Thursday, July 19, 2012

July 19, 2012

In addition to our work with the SAT visualization, we have been interested in modeling real problems as Boolean satisfiability problems, particularly Sudoku puzzles. I have been working on a script that takes as input a Sudoku puzzle represented as a string (a sequence of each square's value, from top-to-bottom and left-to-right), converts it to its representation in conjunctive normal form,  and outputs a CNF file readable by MiniSAT.

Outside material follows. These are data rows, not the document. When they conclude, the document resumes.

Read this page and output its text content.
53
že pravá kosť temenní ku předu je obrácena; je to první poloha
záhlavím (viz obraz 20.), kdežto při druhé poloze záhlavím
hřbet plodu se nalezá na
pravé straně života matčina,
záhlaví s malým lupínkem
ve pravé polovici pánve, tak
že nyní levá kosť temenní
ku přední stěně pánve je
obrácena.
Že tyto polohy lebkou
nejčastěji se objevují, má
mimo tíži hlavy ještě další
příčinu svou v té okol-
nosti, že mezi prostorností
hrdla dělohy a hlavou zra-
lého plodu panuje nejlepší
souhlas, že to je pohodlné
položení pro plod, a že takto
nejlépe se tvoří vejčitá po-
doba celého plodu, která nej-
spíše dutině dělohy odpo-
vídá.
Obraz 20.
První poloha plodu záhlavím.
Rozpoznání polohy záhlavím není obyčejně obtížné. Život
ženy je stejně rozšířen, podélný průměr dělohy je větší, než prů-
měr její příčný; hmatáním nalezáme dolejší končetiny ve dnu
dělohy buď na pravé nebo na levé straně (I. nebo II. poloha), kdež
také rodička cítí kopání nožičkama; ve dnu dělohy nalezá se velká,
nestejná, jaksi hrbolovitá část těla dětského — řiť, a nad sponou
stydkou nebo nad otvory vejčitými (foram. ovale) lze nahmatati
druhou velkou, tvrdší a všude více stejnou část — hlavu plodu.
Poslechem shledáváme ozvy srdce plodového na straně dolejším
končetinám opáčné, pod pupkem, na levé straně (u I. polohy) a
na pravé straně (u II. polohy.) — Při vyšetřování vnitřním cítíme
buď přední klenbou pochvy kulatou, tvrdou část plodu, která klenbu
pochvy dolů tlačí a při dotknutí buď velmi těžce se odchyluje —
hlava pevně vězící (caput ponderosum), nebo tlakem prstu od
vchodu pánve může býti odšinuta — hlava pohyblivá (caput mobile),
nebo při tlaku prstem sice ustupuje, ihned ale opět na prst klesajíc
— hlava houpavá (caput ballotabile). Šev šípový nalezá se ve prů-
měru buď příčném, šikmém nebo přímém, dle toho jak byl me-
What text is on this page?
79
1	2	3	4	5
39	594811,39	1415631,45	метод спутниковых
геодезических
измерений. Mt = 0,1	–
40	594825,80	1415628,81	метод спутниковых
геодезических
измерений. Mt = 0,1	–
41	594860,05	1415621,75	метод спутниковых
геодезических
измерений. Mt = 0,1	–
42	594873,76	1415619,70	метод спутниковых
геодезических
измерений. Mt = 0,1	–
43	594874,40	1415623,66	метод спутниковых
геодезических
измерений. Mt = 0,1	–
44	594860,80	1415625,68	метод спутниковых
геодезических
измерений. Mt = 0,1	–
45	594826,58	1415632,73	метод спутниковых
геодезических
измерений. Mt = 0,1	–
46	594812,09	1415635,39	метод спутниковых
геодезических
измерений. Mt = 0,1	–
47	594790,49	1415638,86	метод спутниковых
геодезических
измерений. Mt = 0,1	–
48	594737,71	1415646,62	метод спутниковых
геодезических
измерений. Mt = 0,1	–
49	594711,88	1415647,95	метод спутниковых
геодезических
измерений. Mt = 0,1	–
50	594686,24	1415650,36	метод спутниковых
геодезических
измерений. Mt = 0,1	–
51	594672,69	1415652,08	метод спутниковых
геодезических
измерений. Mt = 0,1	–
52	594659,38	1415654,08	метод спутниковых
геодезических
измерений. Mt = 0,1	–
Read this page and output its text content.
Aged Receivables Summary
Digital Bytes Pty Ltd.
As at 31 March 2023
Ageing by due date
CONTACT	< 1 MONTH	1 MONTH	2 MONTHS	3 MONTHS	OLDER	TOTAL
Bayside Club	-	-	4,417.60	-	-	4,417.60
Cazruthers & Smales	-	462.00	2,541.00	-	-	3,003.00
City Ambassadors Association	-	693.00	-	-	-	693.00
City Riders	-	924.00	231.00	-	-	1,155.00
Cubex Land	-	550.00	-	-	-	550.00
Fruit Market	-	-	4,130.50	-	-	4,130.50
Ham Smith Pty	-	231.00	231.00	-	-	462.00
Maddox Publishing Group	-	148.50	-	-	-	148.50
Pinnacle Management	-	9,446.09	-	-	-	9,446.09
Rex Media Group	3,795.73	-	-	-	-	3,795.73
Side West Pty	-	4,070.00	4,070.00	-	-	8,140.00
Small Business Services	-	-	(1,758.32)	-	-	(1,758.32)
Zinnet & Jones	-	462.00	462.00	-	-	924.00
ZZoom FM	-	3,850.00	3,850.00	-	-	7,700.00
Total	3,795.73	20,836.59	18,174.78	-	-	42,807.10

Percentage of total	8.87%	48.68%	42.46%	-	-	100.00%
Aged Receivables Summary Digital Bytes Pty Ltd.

When represented as SAT problems, Sudoku puzzles are very large (729 literals), but not overly difficult to model.
Sudoku puzzles in SAT require clauses specifying that:
-Every square may only hold values from 1-9, and each square may only hold one value.
-Every value must exist in every row, but must exist only once in each row.
-Every value must exist in every column, but must exist only once in each column.
-Every value must exist in each 3x3 square, but each value may only appear once in that square.
-Each square holding a value at the beginning of the puzzle must be asserted.

There is a fairly elegant literal encoding for Sudoku that makes it much easier to interpret the results of the SAT solver. A square in Sudoku can be represented as p(i, j, n), where i is the row, j is the column, and n is the value assigned to that square. Thus, the clause 234 asserts that the square in the 2nd row and the 3rd column is assigned the value 4. Negation works similarly; -235 asserts that 5 cannot be assigned to the previous square.

I am looking forward to seeing how MiniSAT handles these SAT instances and discovering what can be learned from testing our system on a real problem.